Bending the Arc” is a new documentary film (opens in Los Angeles on October 19) from executive producers Matt Damon and Ben Affleck, directors Pedro Kos and Kief Davidson and writer Kori Shepherd Stern that shows how the two feet of Catholic Social Teaching can walk together for the good of humanity.  It is a film that reveals darkness and the burst of light that shines when people see human suffering and work together to bring healing and hope. How to live the “Call to Family, Community and Participation” is integrated throughout.

 

Paul Farmer, a recent college graduate, and Ophelia Dahl (daughter of author Raold Dahl and actress Patricia Neal) a high school graduate, met while volunteering in Haiti in the 1980s. They remained friends as Dahl attended Wellesley and Farmer and another student, Jim Yong Kim, went to Harvard Medical School. Even at their young ages they wanted to do something for the health of the people of Haiti, especially in the rural areas.

 

Now begins an intriguing story across thirty years of seeking financial gifts to do their work, dealing with the World Health Organization, a skeptical (even cynical) international medical community for infectious diseases and years later, the World Bank and two Catholic priests who inspired and encouraged them to serve the poorest of the poor.

 

Drs.
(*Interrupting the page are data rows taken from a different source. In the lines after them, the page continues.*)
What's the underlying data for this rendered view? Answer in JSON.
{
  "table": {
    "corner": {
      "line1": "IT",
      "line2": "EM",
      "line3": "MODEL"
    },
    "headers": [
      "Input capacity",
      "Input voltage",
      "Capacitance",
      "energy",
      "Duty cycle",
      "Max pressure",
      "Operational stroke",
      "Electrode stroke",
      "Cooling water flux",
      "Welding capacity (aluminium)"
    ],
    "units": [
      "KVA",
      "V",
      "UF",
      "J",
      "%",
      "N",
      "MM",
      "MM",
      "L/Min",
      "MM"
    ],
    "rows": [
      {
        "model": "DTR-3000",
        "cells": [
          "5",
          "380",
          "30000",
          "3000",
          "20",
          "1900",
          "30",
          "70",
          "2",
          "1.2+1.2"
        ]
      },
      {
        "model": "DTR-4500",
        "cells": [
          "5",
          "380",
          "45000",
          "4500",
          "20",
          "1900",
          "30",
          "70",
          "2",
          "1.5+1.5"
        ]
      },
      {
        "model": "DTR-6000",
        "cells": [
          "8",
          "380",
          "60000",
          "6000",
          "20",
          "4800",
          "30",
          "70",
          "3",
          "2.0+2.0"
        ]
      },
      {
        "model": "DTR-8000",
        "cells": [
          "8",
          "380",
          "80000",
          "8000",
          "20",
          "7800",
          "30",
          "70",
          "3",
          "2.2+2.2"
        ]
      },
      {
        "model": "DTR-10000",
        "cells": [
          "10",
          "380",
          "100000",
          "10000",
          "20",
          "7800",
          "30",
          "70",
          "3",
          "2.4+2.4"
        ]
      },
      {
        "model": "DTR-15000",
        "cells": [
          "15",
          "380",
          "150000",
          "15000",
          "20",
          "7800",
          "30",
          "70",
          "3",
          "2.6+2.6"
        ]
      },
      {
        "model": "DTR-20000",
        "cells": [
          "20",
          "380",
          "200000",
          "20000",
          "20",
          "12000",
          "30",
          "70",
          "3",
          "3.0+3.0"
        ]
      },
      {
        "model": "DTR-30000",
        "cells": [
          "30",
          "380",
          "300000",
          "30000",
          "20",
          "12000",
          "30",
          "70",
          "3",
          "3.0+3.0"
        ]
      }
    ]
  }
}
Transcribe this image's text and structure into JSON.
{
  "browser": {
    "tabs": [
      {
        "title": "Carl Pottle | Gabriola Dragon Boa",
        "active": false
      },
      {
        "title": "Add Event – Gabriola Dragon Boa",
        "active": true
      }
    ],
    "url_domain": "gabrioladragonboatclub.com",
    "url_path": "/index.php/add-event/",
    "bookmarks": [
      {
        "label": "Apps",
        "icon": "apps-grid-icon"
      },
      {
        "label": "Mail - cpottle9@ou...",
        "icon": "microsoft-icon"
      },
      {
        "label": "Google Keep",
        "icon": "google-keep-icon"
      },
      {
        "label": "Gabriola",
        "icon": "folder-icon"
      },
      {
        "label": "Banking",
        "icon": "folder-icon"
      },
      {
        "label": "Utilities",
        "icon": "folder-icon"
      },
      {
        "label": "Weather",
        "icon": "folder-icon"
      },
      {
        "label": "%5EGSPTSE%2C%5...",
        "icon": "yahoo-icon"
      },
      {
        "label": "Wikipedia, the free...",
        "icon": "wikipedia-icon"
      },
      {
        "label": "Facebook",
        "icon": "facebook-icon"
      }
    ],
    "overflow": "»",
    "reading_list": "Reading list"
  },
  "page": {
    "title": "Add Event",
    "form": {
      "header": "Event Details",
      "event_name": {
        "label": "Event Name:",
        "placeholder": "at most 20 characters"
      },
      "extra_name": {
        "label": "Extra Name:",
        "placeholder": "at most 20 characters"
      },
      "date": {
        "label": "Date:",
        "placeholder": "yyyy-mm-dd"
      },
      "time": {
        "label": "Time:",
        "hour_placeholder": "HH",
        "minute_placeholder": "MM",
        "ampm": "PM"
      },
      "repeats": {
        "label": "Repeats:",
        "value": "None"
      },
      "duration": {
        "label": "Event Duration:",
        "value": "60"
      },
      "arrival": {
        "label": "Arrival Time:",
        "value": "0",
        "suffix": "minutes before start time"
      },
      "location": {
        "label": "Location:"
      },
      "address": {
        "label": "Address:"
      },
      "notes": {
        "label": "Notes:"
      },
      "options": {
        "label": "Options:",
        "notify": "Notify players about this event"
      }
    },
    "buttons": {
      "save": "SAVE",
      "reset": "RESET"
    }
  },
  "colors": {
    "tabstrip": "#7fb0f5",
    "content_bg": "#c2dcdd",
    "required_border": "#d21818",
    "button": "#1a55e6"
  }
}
Farmer and Kim, along with Dahl and two others founded Partners in Health (PIH) in 1987. Their unique approach to curing first TB in Haiti and drug-resistant TB in Peru and then controlling HIV/AIDS and cervical cancer in Africa is rooted in the concept of community-based accompaniment. This means that PIH recruit local medical people or those with some knowledge of health issues to visit patients in their homes six days a week to check on them and make sure they take their medications. The results and the organization’s ongoing efforts to work with countries and build a healthcare infrastructure where none ever existed will simply astound you. 99% of the PIH team come from the local communities where they work.

 

Family, community, and participation along with human dignity and basic human rights, permeate this incredibly moving story. What you will learn about the pressure from the World Bank on the governments of developing countries to cut education and health care in order to pay back debt and the medical community’s attitude toward treating people sick with infectious diseases in developing countries is all very disturbing. Yet there is light at the end of the tunnel as PIH works to change the systems that keep people poor by making them healthy.

 

The title of the film is a quote of Theodore Parker (often attributed to Martin L. King, Jr.) “I do not pretend to understand the moral universe, the arc is a long one … But from what I can see I am sure it bends toward justice.”

 

As Pope Francis tells us universal health care is a human right; health care is about justice. It is a moral and spiritual matter because it is about people. PIH is bending that arc just a little more toward healing people and the earth.